Metformin activates chaperone-mediated autophagy and improves disease pathologies in an Alzheimer disease mouse model

Chaperone-mediated autophagy (CMA) is a lysosome-dependent selective degradation pathway implicated in the pathogenesis of cancer and neurodegenerative diseases. However, the mechanisms that regulate CMA are not fully understood. Here, using unbiased drug screening approaches, we discover Metformin, a drug that is commonly the first medication prescribed for type 2 diabetes, can induce CMA. We delineate the mechanism of CMA induction by Metformin to be via activation of TAK1-IKK alpha/beta signaling that leads to phosphorylation of Ser85 of the key mediator of CMA, Hsc70, and its activation.
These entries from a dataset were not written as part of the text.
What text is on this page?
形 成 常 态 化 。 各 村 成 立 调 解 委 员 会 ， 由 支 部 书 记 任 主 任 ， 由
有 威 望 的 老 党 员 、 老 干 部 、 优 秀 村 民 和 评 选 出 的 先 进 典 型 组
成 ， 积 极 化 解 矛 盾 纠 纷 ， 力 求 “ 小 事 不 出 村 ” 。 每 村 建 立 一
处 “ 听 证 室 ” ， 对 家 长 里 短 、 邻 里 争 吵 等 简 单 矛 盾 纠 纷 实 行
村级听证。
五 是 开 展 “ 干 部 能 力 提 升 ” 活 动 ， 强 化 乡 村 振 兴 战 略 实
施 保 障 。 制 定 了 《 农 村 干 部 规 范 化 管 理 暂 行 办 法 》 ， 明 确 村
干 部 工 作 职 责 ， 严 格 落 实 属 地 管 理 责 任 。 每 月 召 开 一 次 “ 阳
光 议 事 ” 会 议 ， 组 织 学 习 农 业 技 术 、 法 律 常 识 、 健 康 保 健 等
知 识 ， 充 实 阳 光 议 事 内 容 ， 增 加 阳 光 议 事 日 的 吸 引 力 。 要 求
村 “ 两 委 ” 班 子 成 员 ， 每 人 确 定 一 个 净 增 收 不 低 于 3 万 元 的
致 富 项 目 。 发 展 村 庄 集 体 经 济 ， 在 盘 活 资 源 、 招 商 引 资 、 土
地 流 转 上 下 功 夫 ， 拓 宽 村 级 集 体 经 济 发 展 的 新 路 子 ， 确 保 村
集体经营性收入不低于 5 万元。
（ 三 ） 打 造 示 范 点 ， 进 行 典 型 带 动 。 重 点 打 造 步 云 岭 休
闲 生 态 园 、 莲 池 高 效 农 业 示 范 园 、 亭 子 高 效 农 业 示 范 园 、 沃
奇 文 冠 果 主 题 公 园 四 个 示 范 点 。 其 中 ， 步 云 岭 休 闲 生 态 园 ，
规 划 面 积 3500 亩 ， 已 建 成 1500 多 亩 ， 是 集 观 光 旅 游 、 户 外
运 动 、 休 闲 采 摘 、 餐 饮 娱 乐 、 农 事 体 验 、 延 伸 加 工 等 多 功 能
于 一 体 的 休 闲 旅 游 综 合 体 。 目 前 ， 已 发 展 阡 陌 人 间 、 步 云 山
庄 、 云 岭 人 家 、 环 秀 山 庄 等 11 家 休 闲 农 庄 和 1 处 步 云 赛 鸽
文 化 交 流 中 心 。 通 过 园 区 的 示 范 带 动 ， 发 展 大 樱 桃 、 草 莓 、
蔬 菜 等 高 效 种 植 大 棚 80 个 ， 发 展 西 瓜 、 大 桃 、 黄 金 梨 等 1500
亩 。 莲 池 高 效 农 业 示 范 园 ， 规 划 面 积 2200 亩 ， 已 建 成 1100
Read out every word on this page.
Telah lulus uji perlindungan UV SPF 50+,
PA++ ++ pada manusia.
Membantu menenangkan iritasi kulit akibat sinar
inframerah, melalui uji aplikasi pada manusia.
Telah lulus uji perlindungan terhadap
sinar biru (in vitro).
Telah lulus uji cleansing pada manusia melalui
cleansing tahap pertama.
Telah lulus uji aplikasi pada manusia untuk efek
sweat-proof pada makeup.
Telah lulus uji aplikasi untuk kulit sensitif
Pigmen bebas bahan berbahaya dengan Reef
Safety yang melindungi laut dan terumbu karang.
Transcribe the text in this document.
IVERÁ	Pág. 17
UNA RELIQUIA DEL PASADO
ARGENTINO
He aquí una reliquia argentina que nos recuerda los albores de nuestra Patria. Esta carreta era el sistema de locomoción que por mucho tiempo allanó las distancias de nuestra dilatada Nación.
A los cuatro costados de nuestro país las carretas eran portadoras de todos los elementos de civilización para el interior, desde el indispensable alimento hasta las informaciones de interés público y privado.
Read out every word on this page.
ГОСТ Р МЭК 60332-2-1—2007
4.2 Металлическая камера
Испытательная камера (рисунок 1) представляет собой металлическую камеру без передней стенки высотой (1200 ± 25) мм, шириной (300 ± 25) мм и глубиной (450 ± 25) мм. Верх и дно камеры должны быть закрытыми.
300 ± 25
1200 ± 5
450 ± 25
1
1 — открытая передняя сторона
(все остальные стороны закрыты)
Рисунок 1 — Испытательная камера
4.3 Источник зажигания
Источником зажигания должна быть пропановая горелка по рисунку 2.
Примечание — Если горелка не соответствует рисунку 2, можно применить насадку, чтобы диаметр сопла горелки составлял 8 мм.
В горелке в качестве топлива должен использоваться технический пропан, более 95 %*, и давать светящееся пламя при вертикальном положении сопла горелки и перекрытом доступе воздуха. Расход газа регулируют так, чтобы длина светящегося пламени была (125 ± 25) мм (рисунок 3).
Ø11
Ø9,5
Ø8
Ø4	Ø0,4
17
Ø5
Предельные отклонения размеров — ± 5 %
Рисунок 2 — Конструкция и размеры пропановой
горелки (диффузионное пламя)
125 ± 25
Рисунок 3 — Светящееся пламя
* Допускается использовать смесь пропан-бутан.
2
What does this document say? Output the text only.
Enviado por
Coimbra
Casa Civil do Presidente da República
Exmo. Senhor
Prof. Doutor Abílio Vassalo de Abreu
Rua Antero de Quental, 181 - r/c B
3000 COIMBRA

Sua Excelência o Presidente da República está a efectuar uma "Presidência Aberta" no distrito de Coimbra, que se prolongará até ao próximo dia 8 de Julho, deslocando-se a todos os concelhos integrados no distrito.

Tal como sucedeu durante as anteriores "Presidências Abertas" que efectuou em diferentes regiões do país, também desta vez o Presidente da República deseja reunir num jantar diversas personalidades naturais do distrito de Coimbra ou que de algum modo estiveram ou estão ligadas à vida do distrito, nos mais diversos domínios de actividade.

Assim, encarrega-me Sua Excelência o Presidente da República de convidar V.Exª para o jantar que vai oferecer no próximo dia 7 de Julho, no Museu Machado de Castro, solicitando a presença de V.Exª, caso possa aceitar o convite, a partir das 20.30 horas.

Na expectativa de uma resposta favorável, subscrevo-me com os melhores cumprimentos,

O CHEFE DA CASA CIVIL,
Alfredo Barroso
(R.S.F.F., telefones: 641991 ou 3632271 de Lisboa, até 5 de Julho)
Notably, we find that amyloid-beta precursor protein (APP) is a CMA substrate and that it binds to Hsc70 in an IKK alpha/beta-dependent manner. The inhibition of CMA-mediated degradation of APP enhances its cytotoxicity. Importantly, we find that in the APP/PS1 mouse model of Alzheimer's disease (AD), activation of CMA by Hsc70 overexpression or Metformin potently reduces the accumulated brain A beta plaque levels and reverses the molecular and behavioral AD phenotypes. Our study elucidates a novel mechanism of CMA regulation via Metformin-TAK1-IKK alpha/beta-Hsc70 signaling and suggests Metformin as a new activator of CMA for diseases, such as AD, where such therapeutic intervention could be beneficial.

Automated summary

The study reveals that Metformin can induce CMA through activating the TAK1-IKKα/β signaling pathway to improve the pathogenesis of neurodegenerative diseases. Additionally, Metformin can reduce amyloid-beta plaques in the brain and reverse the molecular and behavioral phenotypes of Alzheimer's disease.